I'm pretty proud of this win.  PS.  I had the least amount of cards at the end.

-Port calls on deployment are my new favorite thing until there's a plane ride to America for a certain someone.

-We have hit less than 100 days till terminal leave.  WOOO!!! 
-We have hit less than 100 days till terminal leave.  Oh shit.

-I'm the worst at budgeting.  I use You Need a Budget, but I'm always adjusting my allotted amounts to make it all balance out to zero, because "every dollar should be allotted somewhere."  Except I think I'm doing it wrong.  Because I spend all the monies then REallot the monies rather than allot the extra into savings or stop spending when I reach my allotted amount.  Apparently I need a separate bank account for each category to be effective at budgeting... or I need someone else to control my dollas.

-I don't care if you drive in the rain with no windshield wipers, maybe you have rain-x or something, but use your damn headlights.  Not because I want to see your headlights, but I NEED to see your tail lights when you decide to slam on the brakes because OMG RAIN!

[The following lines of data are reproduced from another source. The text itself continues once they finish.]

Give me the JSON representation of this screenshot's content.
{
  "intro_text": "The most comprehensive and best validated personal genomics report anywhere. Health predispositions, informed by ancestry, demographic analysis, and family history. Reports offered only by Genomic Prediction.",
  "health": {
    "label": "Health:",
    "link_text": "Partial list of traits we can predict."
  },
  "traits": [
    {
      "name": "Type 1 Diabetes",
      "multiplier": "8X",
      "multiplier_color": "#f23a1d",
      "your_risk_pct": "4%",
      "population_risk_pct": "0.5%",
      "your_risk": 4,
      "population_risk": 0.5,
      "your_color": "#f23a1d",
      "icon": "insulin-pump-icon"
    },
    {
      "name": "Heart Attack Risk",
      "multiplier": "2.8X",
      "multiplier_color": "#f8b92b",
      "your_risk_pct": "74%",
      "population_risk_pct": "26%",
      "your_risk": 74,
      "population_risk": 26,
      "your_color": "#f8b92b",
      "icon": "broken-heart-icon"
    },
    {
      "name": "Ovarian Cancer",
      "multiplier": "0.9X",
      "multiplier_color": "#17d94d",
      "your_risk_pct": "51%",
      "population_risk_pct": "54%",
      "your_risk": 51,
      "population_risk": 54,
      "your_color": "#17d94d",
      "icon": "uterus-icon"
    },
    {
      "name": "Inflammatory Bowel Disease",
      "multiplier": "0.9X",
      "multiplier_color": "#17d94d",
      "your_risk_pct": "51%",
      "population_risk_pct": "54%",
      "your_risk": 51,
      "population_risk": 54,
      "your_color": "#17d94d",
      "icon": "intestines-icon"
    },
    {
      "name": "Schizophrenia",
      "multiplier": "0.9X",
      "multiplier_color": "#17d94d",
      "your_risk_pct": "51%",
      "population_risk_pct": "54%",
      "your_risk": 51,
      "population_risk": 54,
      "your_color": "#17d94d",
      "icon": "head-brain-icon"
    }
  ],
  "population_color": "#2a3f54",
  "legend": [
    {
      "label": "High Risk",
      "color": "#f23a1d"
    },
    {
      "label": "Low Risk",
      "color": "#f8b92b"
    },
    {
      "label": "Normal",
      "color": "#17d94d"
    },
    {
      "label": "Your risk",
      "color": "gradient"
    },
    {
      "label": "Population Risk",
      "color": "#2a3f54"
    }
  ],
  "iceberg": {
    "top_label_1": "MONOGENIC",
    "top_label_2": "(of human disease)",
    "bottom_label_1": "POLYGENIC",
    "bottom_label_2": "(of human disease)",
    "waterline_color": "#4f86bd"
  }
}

-I often use gestures and sound effects to convey an idea for words that I can't think of.  And what I mean by this is that I pretended my arms were windshield wipers and made the spray sound of windshield washer to Teh MD Adult Roomie to remind her to get washer fluid when I couldn't remember the term "windshield washer fluid".  Pretty sure we'd win charades every.single.time.  She's also good at deciphering my "mouth is full" talking and my grunts/grumbles when I don't make coherent words.

-The travel bug bit me.  I have people in Grenada, Hong Kong, and New Orleans.  I feel like I'm going stir crazy.  This is despite the fact that I went to NC last weekend.  I want to go overseas.  I want to go somewhere new.  I want Europe or Asia or Australia (the not Perth part).  Anyone wanna be my "rich uncle?"  PPpuuuullllleeeeaaassssseeeee????

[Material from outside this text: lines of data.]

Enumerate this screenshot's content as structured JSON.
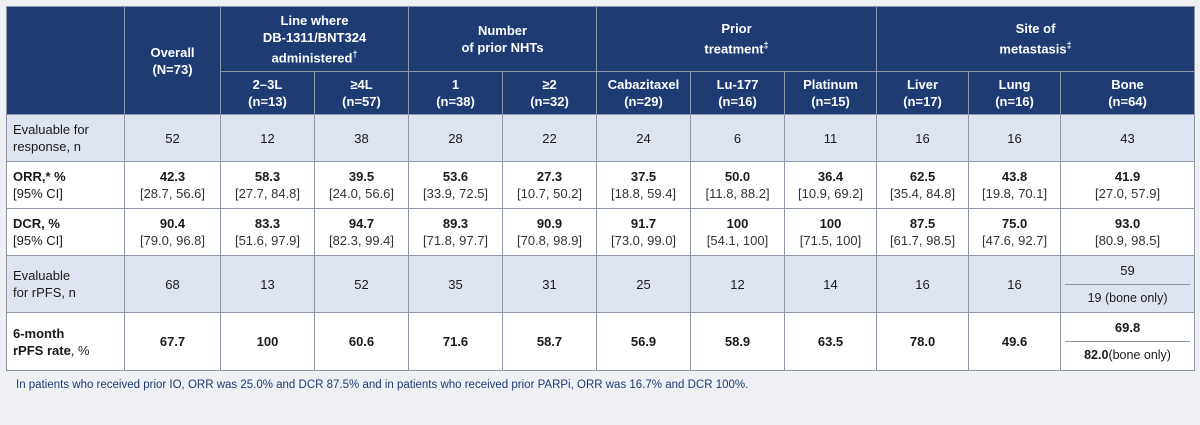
{
  "table": {
    "header": {
      "overall_label": "Overall",
      "overall_n": "(N=73)",
      "groups": [
        {
          "line1": "Line where",
          "line2": "DB-1311/BNT324",
          "line3": "administered",
          "mark": "†"
        },
        {
          "line1": "Number",
          "line2": "of prior NHTs",
          "line3": "",
          "mark": ""
        },
        {
          "line1": "Prior",
          "line2": "treatment",
          "line3": "",
          "mark": "‡"
        },
        {
          "line1": "Site of",
          "line2": "metastasis",
          "line3": "",
          "mark": "‡"
        }
      ],
      "subgroups": [
        {
          "label": "2–3L",
          "n": "(n=13)"
        },
        {
          "label": "≥4L",
          "n": "(n=57)"
        },
        {
          "label": "1",
          "n": "(n=38)"
        },
        {
          "label": "≥2",
          "n": "(n=32)"
        },
        {
          "label": "Cabazitaxel",
          "n": "(n=29)"
        },
        {
          "label": "Lu-177",
          "n": "(n=16)"
        },
        {
          "label": "Platinum",
          "n": "(n=15)"
        },
        {
          "label": "Liver",
          "n": "(n=17)"
        },
        {
          "label": "Lung",
          "n": "(n=16)"
        },
        {
          "label": "Bone",
          "n": "(n=64)"
        }
      ]
    },
    "rows": {
      "eval_resp": {
        "label1": "Evaluable for",
        "label2": "response, n",
        "values": [
          "52",
          "12",
          "38",
          "28",
          "22",
          "24",
          "6",
          "11",
          "16",
          "16",
          "43"
        ]
      },
      "orr": {
        "label_bold": "ORR,* %",
        "label_ci": "[95% CI]",
        "values": [
          "42.3",
          "58.3",
          "39.5",
          "53.6",
          "27.3",
          "37.5",
          "50.0",
          "36.4",
          "62.5",
          "43.8",
          "41.9"
        ],
        "cis": [
          "[28.7, 56.6]",
          "[27.7, 84.8]",
          "[24.0, 56.6]",
          "[33.9, 72.5]",
          "[10.7, 50.2]",
          "[18.8, 59.4]",
          "[11.8, 88.2]",
          "[10.9, 69.2]",
          "[35.4, 84.8]",
          "[19.8, 70.1]",
          "[27.0, 57.9]"
        ]
      },
      "dcr": {
        "label_bold": "DCR, %",
        "label_ci": "[95% CI]",
        "values": [
          "90.4",
          "83.3",
          "94.7",
          "89.3",
          "90.9",
          "91.7",
          "100",
          "100",
          "87.5",
          "75.0",
          "93.0"
        ],
        "cis": [
          "[79.0, 96.8]",
          "[51.6, 97.9]",
          "[82.3, 99.4]",
          "[71.8, 97.7]",
          "[70.8, 98.9]",
          "[73.0, 99.0]",
          "[54.1, 100]",
          "[71.5, 100]",
          "[61.7, 98.5]",
          "[47.6, 92.7]",
          "[80.9, 98.5]"
        ]
      },
      "eval_rpfs": {
        "label1": "Evaluable",
        "label2": "for rPFS, n",
        "values": [
          "68",
          "13",
          "52",
          "35",
          "31",
          "25",
          "12",
          "14",
          "16",
          "16"
        ],
        "bone_top": "59",
        "bone_bottom": "19 (bone only)"
      },
      "rpfs6": {
        "label1": "6-month",
        "label2": "rPFS rate",
        "label2_suffix": ", %",
        "values": [
          "67.7",
          "100",
          "60.6",
          "71.6",
          "58.7",
          "56.9",
          "58.9",
          "63.5",
          "78.0",
          "49.6"
        ],
        "bone_top": "69.8",
        "bone_bottom_bold": "82.0",
        "bone_bottom_rest": " (bone only)"
      }
    }
  },
  "footnote": "In patients who received prior IO, ORR was 25.0% and DCR 87.5% and in patients who received prior PARPi, ORR was 16.7% and DCR 100%.",
  "colors": {
    "header_bg": "#1f3b73",
    "shade_row": "#dde3ef",
    "footnote": "#1f3b73"
  }
}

  1. I thought blow job conversations and faces were a college prereq?? haha just kidding but Im pretty sure you dont need to feel bad because every college goer is doing it. Also it made me laugh and wish I was making those faces too haha

  2. I totally have blow job conversations! But it's only with my close friends in the comfort of our own homes, so this totally needs to become an acceptable thing to talk about in public. The conversations are always hilarious!
    I, too, make sounds and use my arms to act out something that I am trying to say!

  3. - Food shaming (and pretty much all shaming) is LAME.
    - I can't budget either. I think I'm doing well and then realize I have no money somehow. Boo.
    - If you find that rich uncle, share him with your bloggy buddy Brittany ok? Please & thank you. Because our house has the travel bug also.

  4. I was seriously just thinking about the whole BJ/sex thing the other can it really be bad for a guy?!

  5. Oh my I'm terrible at budgeting - like ridiculously bad and no app is going to help

  6. I need a rich uncle too! I want to travel everywhere. Props to you for training for your half in that heat. It can't be easy AT ALL.

  7. I am definitely not a fan of food shaming! It must end!! XOXO


  8. Good for you girl! I absolutely skipped my evening run last night because the humidity was just AWFUL. I can't stand running in that. And food shaming at a buffet???? Just get out lol. Eat all the things!!!

  9. i don't eat candy but when i was PMSing large last week, i came to the lunch table with a handful of chocolate covered almonds. a coworker said to me "i thought you don't eat candy" with a look on his face so i glared at him and legit said "i'm PMSing huge right now and i need to eat chocolate before i murder someone. is there a problem?" to which he quickly shook his head and said "not at all. i have some more at my desk if you like" LOLOLOLOLOLOL

    thanks for linking up!

  10. You had me at blow job jokes. We should be besides. Seriously.

  11. And I meant besties. Stupid autocorrect.